¹ Infochemistry Scientific Center of ITMO University, Lomonosova str. 9, St. Petersburg 191002, Russia.
² Physics Department, M. V. Lomonosov Moscow State University, Leninskie Gory 1/2, Moscow 119991, Russia.
³ Institute of Nano-, Bio-, Information, Cognitive and Socio-humanistic Sciences and Technologies, Moscow Institute of Physics and Technology, Dolgoprudny 141701 Moscow Region, Russia.
⁴ N. N. Semenov Federal Research Center for Chemical Physics, Russian Academy of Sciences, Kosygin st. 4, Moscow 119991, Russia.
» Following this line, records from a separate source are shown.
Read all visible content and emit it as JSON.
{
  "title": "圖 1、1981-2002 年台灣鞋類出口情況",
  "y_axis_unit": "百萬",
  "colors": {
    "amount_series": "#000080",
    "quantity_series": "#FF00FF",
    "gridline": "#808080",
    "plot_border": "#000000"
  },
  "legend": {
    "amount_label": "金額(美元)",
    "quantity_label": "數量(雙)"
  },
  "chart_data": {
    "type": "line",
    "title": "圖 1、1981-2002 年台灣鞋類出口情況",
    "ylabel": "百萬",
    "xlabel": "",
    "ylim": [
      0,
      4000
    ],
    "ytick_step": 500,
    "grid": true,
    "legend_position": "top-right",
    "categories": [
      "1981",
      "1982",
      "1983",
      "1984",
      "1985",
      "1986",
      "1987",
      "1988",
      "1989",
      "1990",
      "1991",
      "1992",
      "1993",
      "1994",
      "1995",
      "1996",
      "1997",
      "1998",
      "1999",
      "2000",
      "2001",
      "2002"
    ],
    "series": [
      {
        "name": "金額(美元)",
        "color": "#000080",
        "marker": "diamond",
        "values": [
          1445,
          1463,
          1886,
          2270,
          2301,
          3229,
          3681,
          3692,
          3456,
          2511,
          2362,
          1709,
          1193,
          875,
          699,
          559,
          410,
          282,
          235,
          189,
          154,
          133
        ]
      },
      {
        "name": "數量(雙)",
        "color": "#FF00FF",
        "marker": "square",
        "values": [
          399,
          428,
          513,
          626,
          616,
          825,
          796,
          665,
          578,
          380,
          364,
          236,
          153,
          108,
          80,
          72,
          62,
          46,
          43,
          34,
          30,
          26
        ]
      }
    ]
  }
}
⁵ Plekhanov Russian University of Economics, Stremyannyi per. 36, Moscow 115093, Russia.

Abstract

Use of coantioxidant systems is a prospective way to increase the effectiveness of antioxidant species in tissue repair and regeneration. In this paper, we introduce a novel scheme of a reactive oxygen species (ROS) trap and neutralization during self-assembly of supramolecular melamine barbiturate material. The performed reaction chain mimics the biological process of ROS generation in key stages and enables one to obtain stable hydroperoxyl and organic radicals in a melamine barbiturate structure. Melamine barbiturate also neutralizes hydroxyl radicals, and the effectiveness of the radical trap is controlled with ROS scavenger incorporation. The number of radicals dramatically increases during light-inducing and depends on pH. The proposed scheme of the ROS trap and neutralization opens a way to the use of supramolecular assemblies as a component of coantioxidant systems and a source of organic radicals.